Dans 3 L d'eau froide, demarrer cartilage/jarret + langue avec oignon, 1 poireau et l'ail. Porter a ebullition puis baisser a feu moyen et laisser fremir environ 4 h en ecumant sans relache mousse et gras de surface.
Ajouter poitrine (양지머리) et tete, poursuivre le fremissement environ 1 h jusqu'a tendrete. Une brochette doit traverser la viande sans resistance.
Sortir toutes les viandes, peler la peau de la langue, presser legerement puis trancher TOUT tres finement en pyeonyuk (편육).
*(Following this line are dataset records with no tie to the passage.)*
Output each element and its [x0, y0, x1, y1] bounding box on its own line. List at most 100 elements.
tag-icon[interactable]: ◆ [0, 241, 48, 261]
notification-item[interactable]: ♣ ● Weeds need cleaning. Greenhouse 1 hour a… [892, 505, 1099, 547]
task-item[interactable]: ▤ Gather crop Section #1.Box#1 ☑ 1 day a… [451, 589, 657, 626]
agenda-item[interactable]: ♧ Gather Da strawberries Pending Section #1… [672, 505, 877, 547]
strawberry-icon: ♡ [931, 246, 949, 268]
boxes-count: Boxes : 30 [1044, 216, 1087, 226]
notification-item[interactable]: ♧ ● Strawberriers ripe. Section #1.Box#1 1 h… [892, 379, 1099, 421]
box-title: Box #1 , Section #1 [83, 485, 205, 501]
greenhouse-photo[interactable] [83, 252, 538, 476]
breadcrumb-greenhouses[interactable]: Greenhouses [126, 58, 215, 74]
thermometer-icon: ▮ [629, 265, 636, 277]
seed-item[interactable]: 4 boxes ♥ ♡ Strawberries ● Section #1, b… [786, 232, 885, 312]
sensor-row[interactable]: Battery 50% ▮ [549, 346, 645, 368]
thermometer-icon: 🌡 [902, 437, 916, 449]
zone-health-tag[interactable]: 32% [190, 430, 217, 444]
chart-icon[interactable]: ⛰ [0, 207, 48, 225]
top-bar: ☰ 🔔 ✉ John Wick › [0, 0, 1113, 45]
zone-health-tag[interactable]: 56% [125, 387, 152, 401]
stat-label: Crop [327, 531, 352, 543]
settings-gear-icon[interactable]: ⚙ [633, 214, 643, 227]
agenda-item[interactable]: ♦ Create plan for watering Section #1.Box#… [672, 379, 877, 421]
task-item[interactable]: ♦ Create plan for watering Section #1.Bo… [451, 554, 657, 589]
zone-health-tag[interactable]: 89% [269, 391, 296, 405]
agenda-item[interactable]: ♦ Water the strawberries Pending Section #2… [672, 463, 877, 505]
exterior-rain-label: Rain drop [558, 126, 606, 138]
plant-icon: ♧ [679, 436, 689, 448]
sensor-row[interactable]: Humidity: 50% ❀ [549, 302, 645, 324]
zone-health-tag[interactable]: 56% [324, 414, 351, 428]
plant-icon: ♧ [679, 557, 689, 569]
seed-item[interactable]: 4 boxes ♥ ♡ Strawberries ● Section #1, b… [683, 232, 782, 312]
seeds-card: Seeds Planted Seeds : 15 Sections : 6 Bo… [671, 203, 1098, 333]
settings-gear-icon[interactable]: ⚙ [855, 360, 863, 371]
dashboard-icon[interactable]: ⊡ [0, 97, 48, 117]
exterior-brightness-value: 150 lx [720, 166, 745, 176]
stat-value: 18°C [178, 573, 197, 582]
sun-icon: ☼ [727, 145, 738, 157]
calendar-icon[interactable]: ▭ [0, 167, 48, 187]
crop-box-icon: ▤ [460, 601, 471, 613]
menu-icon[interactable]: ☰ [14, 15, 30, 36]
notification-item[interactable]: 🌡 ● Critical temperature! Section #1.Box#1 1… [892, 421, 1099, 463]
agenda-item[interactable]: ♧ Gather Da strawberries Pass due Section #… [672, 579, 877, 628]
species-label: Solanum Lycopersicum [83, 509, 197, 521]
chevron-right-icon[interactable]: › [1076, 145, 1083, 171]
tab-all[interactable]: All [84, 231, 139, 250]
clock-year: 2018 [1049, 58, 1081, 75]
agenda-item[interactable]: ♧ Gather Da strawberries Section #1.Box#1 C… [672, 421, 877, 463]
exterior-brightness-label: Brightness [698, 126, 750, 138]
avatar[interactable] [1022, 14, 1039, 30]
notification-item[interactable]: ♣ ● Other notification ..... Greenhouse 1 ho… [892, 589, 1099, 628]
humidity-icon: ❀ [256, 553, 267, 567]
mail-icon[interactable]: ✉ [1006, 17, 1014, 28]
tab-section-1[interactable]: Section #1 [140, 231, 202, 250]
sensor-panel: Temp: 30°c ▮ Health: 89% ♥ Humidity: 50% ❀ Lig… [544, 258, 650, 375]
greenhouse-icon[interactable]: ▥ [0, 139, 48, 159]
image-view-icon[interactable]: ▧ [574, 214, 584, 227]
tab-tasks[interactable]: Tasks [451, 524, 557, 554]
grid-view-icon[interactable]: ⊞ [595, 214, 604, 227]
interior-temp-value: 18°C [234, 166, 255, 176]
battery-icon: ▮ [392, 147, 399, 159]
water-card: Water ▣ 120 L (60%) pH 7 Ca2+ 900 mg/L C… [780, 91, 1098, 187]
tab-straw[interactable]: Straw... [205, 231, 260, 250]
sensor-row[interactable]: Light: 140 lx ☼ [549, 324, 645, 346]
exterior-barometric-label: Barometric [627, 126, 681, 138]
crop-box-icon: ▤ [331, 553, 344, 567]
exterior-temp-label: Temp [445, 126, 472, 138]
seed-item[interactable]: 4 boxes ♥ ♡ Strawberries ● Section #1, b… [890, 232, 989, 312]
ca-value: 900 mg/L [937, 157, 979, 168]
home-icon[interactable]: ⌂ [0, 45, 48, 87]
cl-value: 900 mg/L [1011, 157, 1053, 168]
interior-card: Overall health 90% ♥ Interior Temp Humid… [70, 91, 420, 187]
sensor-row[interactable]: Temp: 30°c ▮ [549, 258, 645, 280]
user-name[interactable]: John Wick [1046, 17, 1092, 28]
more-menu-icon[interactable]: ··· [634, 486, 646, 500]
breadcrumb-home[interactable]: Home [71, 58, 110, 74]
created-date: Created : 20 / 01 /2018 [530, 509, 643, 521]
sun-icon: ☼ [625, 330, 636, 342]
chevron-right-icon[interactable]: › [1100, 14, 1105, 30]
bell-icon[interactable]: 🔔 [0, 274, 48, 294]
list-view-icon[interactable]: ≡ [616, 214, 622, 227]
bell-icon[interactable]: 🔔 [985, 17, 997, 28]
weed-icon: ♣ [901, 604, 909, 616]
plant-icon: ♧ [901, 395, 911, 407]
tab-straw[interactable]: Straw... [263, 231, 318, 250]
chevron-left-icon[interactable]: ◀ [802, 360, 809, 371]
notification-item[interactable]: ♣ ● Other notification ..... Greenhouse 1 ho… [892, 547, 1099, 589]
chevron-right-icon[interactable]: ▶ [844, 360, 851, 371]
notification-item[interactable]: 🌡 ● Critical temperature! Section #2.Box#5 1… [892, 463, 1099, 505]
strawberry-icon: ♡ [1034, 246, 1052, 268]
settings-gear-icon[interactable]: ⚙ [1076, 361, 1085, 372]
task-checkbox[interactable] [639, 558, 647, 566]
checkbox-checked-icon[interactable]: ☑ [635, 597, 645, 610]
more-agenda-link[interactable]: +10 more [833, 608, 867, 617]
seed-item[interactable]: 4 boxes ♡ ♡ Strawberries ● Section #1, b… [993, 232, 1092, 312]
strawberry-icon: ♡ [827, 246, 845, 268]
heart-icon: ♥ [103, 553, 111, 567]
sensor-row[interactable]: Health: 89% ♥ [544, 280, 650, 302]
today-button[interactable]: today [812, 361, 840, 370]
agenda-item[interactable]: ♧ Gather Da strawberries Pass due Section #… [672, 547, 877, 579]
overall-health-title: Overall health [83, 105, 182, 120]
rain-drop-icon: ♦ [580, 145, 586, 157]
Filtrer le bouillon au linge, degraisser, saler a gout.
Cuire les jidan d'oeuf et tailler en losanges. Emincer champignons, chou, poire, blanc de poireau a taille egale. Blanchir brievement les legumes fermes. Melanger la sauce chojang centrale.
Sur un grand plateau de laiton (놋쟁반, ~50 cm de diametre), disposer les tranches de viande en couronne, intercaler champignons, chou, poire, jidan. Placer le bol de chojang au centre. Verser le bouillon brulant par-dessus.
Poser le plateau sur un rechaud au centre de la table. Laisser bouillonner environ 10 min, ajouter le ssukgat en fin. On pioche en commun, on trempe dans le chojang, on sirote le bouillon. Quand viande et legumes sont finis, jeter les nouilles de sarrasin dans le bouillon restant et terminer ensemble.